Per i due specialisti autori del libro tutto ciò ha avuto inizio con la fine dell’ottimismo filosofico e teologico secondo cui il male era concentrato nel passato, mentre il presente è tempo di liberazione e il futuro è salvezza. A lungo, sostengono gli autori, l’Occidente ha vissuto di ottimismo: prima con la tradizione giudaico-cristiana, poi con la scienza, l’utopia e la rivoluzione. Ma ora che Dio è morto e che ogni forma di ottimismo è crollata, non ci resta che la paura. Certo, abbiamo la tecnoscienza, ma le certezze relative che la scienza ci offre non rispondono al bisogno di senso e non ci tranquillizzano circa il futuro. Anzi, semmai ci inquietano.

La paura del futuro produce l’appiattimento sul presente, per cui il giovane smette di progettare e si limita a consumare. Mancando il futuro, gli educatori, genitori e insegnanti, si ritrovano spogliati dell’autorità di indicare una strada. Tra il giovane e l’adulto si instaura quindi un rapporto di tipo contrattualistico, all’interno del quale l’adulto, anziché indicare una via e proporre un progetto, si trova a dover giustificare le sue scelte e quasi a chiedere scusa.

Viviamo in un’epoca di caduta delle maschere. Quelle delle ideologie sono cadute da un pezzo, ma ora cadono anche tutte le altre. Anche medicina e tecnoscienze, nonostante i progressi, stanno mostrando i loro limiti, e ora questa pandemia avrà certamente ripercussioni ulteriori.

Le sollecitazioni poste dagli autori del libro sulle passioni tristi sono interessanti. L’utilitarismo sta schiacciando i giovani. Efficienza e funzionalità vengono prima di tutto. La dimensione del dono e della gratuità è offuscata, se non scomparsa del tutto. La parola sacrificio non è più ammessa: l’unica dimensione ammessa è quella del calcolo costi-benefici. Ma la vita supera di gran lunga la sfera economica e produttiva.

Se ci pensiamo, queste considerazioni esprimono in modo laico contenuti e preoccupazioni della fede cristiana.

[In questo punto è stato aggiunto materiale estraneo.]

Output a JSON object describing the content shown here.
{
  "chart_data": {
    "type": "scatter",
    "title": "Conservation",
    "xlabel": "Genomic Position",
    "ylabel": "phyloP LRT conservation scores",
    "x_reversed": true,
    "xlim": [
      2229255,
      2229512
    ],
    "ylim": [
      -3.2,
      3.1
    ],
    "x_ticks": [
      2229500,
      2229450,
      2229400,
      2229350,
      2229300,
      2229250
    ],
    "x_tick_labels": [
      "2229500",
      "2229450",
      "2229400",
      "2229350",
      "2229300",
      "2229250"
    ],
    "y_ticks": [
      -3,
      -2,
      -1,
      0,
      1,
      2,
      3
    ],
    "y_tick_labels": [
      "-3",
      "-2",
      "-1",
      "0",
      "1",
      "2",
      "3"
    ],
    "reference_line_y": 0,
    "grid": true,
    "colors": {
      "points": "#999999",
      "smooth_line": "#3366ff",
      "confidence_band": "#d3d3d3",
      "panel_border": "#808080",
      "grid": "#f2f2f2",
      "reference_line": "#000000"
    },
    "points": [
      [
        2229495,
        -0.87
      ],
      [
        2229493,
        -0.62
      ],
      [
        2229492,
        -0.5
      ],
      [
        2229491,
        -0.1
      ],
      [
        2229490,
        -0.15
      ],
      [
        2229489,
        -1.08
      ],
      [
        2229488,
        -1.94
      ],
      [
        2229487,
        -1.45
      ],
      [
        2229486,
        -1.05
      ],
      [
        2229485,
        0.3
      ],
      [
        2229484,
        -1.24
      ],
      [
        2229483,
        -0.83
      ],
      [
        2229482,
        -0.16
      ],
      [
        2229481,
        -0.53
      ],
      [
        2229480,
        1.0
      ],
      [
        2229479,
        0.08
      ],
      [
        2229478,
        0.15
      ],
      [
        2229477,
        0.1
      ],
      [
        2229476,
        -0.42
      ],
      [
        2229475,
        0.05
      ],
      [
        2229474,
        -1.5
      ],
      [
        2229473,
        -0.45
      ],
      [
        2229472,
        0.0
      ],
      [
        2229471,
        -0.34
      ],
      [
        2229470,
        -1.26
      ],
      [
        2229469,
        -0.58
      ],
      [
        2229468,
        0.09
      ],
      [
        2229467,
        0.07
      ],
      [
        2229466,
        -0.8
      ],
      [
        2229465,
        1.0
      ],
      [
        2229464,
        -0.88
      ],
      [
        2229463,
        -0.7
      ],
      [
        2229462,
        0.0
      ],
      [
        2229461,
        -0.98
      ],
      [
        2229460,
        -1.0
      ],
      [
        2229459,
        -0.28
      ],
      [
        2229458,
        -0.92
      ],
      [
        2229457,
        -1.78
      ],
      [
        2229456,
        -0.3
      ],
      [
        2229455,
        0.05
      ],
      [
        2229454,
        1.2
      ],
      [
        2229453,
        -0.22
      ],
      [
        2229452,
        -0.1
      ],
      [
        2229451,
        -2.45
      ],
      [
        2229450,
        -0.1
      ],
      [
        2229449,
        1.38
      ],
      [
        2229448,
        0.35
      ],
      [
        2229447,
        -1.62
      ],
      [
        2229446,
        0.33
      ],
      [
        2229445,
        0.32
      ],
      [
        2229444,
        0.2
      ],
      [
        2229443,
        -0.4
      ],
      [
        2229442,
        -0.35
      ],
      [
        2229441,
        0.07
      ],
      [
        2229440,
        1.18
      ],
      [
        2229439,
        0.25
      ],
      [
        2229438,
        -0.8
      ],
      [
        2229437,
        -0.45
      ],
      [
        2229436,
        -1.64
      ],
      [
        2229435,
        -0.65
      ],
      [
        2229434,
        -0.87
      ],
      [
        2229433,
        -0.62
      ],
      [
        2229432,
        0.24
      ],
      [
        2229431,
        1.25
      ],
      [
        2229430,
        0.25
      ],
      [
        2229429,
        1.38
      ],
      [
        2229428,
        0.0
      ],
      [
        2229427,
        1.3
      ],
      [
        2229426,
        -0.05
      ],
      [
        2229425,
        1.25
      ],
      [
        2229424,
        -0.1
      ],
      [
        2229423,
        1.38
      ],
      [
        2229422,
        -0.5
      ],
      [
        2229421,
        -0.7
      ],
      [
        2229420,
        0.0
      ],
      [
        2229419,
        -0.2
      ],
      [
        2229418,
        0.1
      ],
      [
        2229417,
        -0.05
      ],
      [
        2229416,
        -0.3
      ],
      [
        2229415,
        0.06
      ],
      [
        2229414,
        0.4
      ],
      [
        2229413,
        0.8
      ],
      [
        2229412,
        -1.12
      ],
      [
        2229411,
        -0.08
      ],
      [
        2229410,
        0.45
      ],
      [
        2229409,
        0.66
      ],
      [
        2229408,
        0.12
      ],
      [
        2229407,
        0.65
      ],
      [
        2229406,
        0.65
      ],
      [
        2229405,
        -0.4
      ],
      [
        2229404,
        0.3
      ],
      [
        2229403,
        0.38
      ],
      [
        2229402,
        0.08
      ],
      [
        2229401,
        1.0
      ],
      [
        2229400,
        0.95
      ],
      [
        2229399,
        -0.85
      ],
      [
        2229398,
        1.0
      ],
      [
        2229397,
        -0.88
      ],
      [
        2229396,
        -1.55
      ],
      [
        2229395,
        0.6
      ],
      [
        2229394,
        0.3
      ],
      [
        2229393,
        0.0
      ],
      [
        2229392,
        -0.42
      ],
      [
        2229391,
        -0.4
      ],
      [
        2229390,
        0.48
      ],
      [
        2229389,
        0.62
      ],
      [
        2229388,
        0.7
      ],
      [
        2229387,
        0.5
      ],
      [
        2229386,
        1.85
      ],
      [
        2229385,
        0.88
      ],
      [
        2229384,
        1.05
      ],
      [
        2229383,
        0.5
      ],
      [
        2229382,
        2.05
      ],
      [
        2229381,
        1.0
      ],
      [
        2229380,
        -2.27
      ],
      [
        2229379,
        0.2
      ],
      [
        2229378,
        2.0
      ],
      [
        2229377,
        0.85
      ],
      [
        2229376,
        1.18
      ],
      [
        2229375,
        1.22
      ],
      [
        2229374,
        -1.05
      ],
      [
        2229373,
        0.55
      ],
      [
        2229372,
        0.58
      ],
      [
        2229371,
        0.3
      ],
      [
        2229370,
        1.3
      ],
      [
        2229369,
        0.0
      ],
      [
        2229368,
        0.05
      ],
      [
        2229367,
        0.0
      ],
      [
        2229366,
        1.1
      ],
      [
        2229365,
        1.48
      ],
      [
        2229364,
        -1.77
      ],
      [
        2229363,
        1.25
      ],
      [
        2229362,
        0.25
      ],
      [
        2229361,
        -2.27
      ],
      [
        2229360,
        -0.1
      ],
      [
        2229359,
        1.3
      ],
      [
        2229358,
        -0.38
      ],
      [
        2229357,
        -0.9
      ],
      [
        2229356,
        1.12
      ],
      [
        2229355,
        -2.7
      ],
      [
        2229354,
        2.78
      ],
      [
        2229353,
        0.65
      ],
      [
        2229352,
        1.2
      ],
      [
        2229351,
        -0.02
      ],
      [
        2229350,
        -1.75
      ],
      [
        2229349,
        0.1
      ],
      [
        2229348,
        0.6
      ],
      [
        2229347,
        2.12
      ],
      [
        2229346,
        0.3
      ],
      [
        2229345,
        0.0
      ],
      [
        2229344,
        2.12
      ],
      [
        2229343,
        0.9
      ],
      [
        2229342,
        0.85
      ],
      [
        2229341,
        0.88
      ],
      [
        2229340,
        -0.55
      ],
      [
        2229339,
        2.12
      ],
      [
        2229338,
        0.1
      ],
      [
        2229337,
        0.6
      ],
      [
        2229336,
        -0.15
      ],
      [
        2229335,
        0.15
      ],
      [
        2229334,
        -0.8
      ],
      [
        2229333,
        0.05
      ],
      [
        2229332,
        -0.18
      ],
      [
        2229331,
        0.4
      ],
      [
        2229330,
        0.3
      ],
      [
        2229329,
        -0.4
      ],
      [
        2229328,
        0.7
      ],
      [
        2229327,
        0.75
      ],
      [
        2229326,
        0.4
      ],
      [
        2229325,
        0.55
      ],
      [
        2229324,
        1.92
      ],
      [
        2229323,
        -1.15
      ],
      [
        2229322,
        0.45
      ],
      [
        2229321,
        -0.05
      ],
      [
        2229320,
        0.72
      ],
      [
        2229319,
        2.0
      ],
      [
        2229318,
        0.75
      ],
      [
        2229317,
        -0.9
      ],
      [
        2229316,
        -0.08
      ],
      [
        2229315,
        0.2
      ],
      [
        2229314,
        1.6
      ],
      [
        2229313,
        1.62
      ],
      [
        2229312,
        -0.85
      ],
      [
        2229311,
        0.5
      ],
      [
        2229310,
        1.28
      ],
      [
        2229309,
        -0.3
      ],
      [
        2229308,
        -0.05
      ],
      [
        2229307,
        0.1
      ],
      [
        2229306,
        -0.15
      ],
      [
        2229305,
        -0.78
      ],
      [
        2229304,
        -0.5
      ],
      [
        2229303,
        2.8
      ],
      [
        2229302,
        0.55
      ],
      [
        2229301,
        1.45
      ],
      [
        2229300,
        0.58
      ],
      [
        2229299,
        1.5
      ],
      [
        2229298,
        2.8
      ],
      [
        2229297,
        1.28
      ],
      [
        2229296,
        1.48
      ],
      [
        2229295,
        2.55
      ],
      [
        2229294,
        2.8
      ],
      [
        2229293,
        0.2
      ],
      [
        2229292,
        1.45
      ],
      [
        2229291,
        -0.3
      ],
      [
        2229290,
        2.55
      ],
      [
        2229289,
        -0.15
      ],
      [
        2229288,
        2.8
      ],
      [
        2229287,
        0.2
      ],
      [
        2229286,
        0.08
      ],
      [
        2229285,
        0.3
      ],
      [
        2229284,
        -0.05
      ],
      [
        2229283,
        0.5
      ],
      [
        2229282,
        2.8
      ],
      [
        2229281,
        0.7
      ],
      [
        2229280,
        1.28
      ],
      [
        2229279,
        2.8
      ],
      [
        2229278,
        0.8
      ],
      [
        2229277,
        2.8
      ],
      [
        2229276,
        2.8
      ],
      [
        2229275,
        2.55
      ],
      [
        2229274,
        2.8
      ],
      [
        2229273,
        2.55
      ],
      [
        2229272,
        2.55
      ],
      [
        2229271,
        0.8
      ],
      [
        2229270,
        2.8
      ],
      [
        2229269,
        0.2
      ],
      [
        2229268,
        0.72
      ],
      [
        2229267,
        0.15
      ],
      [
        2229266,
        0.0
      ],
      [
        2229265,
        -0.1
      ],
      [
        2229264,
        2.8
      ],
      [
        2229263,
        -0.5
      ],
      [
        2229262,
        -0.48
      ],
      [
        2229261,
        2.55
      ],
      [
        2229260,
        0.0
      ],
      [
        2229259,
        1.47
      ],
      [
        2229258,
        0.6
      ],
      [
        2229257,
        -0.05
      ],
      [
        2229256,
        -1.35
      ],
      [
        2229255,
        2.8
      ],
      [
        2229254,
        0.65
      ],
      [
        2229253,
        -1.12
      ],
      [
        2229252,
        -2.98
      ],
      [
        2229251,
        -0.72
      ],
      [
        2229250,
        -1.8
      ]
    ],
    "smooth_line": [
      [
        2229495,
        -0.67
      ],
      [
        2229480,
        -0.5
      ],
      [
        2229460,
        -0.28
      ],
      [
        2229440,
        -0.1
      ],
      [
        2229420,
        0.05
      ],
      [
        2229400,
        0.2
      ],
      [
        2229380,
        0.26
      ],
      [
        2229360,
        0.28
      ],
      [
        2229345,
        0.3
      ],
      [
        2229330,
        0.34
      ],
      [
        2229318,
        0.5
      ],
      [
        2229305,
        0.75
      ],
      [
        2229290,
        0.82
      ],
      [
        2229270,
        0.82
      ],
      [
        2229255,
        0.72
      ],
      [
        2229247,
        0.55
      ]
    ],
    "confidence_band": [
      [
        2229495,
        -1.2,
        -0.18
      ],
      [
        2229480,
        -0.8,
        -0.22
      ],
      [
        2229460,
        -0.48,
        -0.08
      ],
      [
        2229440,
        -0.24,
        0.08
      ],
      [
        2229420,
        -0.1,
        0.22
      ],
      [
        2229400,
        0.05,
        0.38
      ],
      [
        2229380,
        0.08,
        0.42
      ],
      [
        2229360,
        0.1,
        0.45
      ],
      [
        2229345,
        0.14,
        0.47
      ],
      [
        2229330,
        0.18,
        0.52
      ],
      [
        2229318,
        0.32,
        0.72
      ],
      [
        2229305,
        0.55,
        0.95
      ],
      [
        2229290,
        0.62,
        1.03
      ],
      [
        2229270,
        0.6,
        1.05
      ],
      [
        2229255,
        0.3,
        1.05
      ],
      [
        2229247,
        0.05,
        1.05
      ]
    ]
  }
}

Io appartengo a una generazione che, negli anni dell’adolescenza e della gioventù, visse una profonda crisi a causa del tramonto delle illusioni innescate dal Sessantotto e dal loro tramutarsi in violenza. A fronte di quel trauma, che anche in quel caso proiettava ombre nere sul nostro futuro, alcuni di noi, andando alla ricerca di un significato per l’esistenza, incontrarono la parola e l’esempio di un papa che non faceva assolutamente niente per lusingare i giovani, eppure in molti casi li catturava. Non prometteva il paradiso in terra, non profetizzava impossibili palingenesi, ma proponeva di diventare amici di Gesù prendendo la propria croce.

Nella veglia con i giovani a Tor Vergata, nel 2000, quel papa, Giovanni Paolo II, disse: “Carissimi amici, anche oggi credere in Gesù, seguire Gesù sulle orme di Pietro, di Tommaso, dei primi apostoli e testimoni, comporta una presa di posizione per Lui e non di rado quasi un nuovo martirio: il martirio di chi, oggi come ieri, è chiamato ad andare controcorrente per seguire il Maestro divino”.

Quel papa parlava di martirio, eppure i giovani lo ascoltavano e, spesso, lo seguivano.

La passione che suscitava non era triste. Perché era una parola d’amore. E forse, chissà, alla fine il segreto sta proprio in questa parola: amore.